Priolli conta que o ineditismo do documentário foi tratar de um assunto que, na época, era tabu e não tinha espaço no debate público.
"Ainda vivíamos sob uma censura terrível, ela só cairia no final do ano seguinte. Todo mundo achou que o documentário seria censurado, mas ele passou", lembra o jornalista.
"Foi uma ousadia muito grande, pois o Brasil era oficialmente uma 'democracia racial' e ponto. Não existia questão do negro. Simplesmente afirmar que existia, que o racismo era um problema estrutural, que precisava ser enfrentado e faria parte central da luta democrática tinha uma dimensão subversiva muito grande."
Priolli conta, com orgulho, que o documentário foi abraçado pelo movimento negro desde sua produção até o lançamento. "Desde que foi ao ar, ele passou a ser um material de estudo do movimento negro e de 'agitprop' [termo usado pela esquerda durante a ditadura para ações de agitação e propaganda política]. Cópias do programa rodavam nas mãos dos militantes para fazer trabalho de base, então ele teve um papel político importante."
Para ele, foi uma emoção rever trechos do seu trabalho no documentário de Emicida. "Me senti recompensado, vivo. Considero talvez o trabalho mais importante da minha vida e ver que ele continua ressoando na juventude 43 anos depois dá muito orgulho e satisfação."
O documentário O Negro da Senzala ao Soul
2. Ôrí (1989)
"No Brasil, você pode encontrar nos terreiros, nas escolas de samba, nos grupos de maracatu, nos ranchos, nos blocos de frevo, os reinos africanos recriados", diz o militante do movimento negro Ciro Nascimento, durante um desfile da Vai-Vai em 1980, registrado pelo documentário Ôrí, lançado pela socióloga e cineasta Raquel Gerber em 1989.

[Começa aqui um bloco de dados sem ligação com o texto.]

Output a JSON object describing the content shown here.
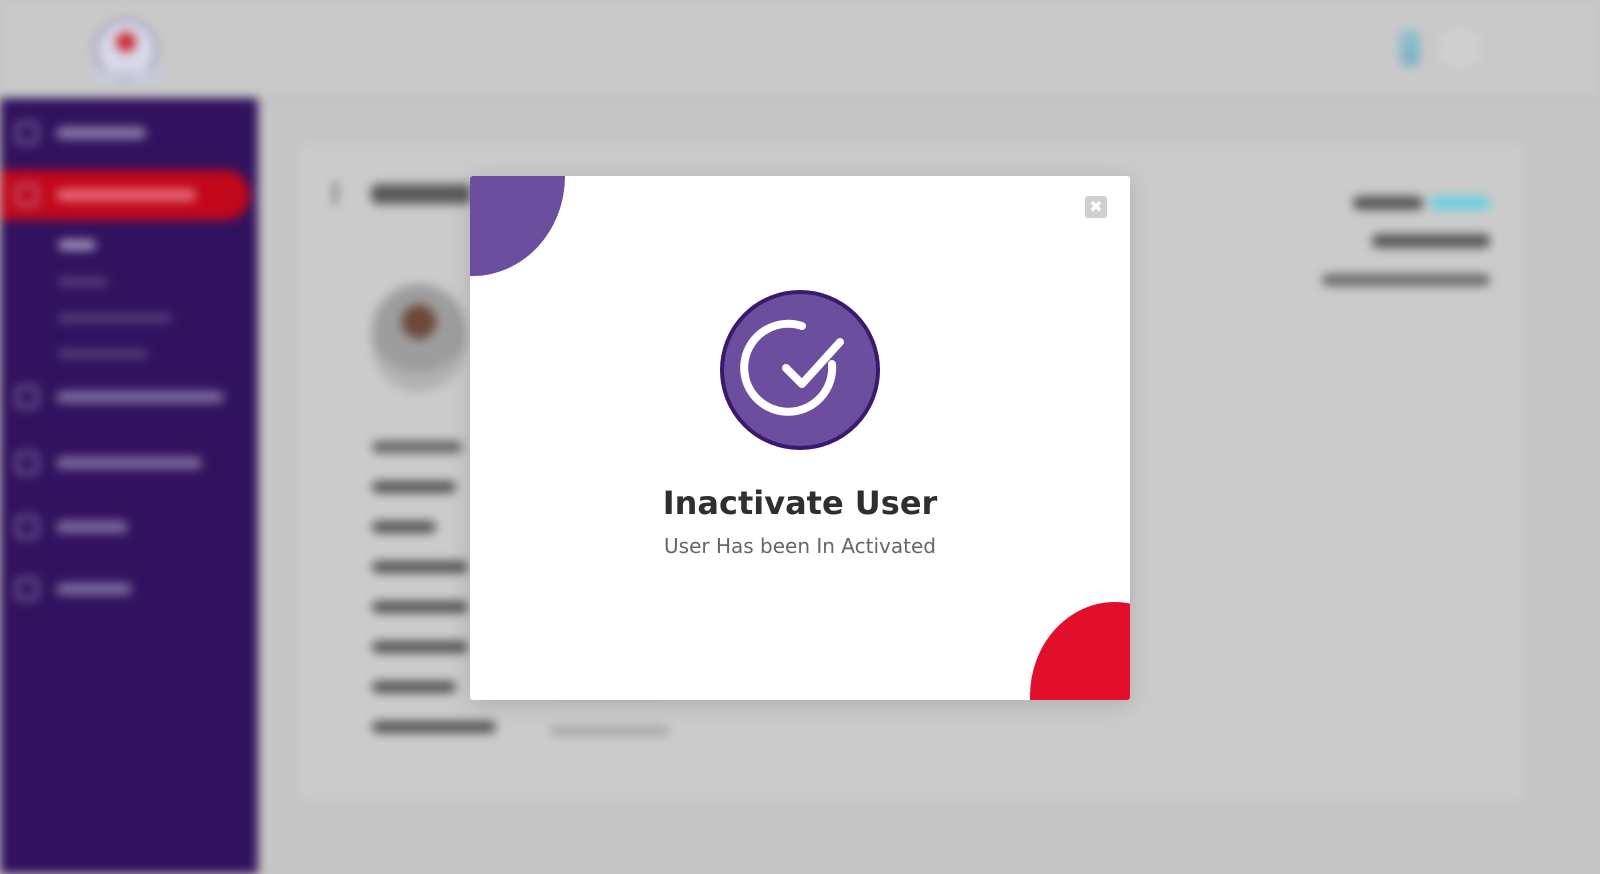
{
  "colors": {
    "sidebar_bg": "#31125e",
    "active_nav": "#c2081b",
    "modal_accent_purple": "#6b4e9e",
    "modal_accent_red": "#e20e2b",
    "check_badge": "#6b4e9e",
    "check_badge_border": "#3a1a6e"
  },
  "modal": {
    "title": "Inactivate User",
    "message": "User Has been In Activated",
    "close_label": "✖"
  }
}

Ôrí em iorubá significa "cabeça", mas também "consciência".
Partindo da vida e do pensamento da historiadora e militante negra Beatriz Nascimento (1942-1995), o filme documenta os movimentos negros brasileiros entre 1977 e 1988, discute a relação entre Brasil e África e o conceito de quilombo.
Gerber conta que, nos anos 1970, trabalhou como voluntária na Cinemateca Brasileira, onde ajudou na restauração dos negativos do filme Deus e o Diabo na Terra do Sol, após um roubo na instituição de preservação do audiovisual brasileiro, que à época estava instalada em galpões no Parque do Ibirapuera.
"Foi uma escola de cinema para mim. Glauber tinha uma relação muito forte com a cultura da Bahia, então passei a me interessar pelas culturas formadoras do Brasil, ele me abriu muitas portas de reflexão sobre as origens da nossa formação cultural", conta Gerber.
Ela realizou algumas de suas primeiras filmagens no terreiro Ilê Xoroquê, em São Paulo, que era frequentado à época pela militância negra. Também esteve presente na Semana do Negro na USP, em 1977. E em 1978 teve a oportunidade de viajar pela primeira vez à África — que passava pelos processos de luta pela independência nacional dos países, após a colonização —, além de acompanhar a formação do Movimento Negro Unificado também naquele ano.
"Havia toda uma conjunção de fatores que impulsionava a realização de um trabalho nessa área", diz a cineasta.
"E eu conheci nessa época, em 1977, a Beatriz Nascimento, por quem senti uma grande afinidade no campo das ideias", recorda Gerber.
"Ela estava produzindo uma historiografia que queria se contrapor à historiografia oficial, que mostrava o negro brasileiro só como escravo. Então ela se propunha a fazer uma nova historiografia dos quilombos no Brasil, mostrando o quilombo como recriação de uma formação societária, mas também como uma forma de organização e resistência dos negros ao colonialismo. Uma forma que vem da África para as Américas e se perpetua até hoje."
O documentário levou 11 anos para ser concluído, tendo parte do seu material apreendido pela ditadura ainda em 1977. A diretora conta que enfrentou na produção do filme a ausência de imagens sobre a história negra, com muito da memória da escravidão tendo sido destruída após a abolição. Além disso, na época de sua estreia, o filme foi passado em poucas salas, devido à dificuldade de se exibir documentários de longa metragem nos cinemas.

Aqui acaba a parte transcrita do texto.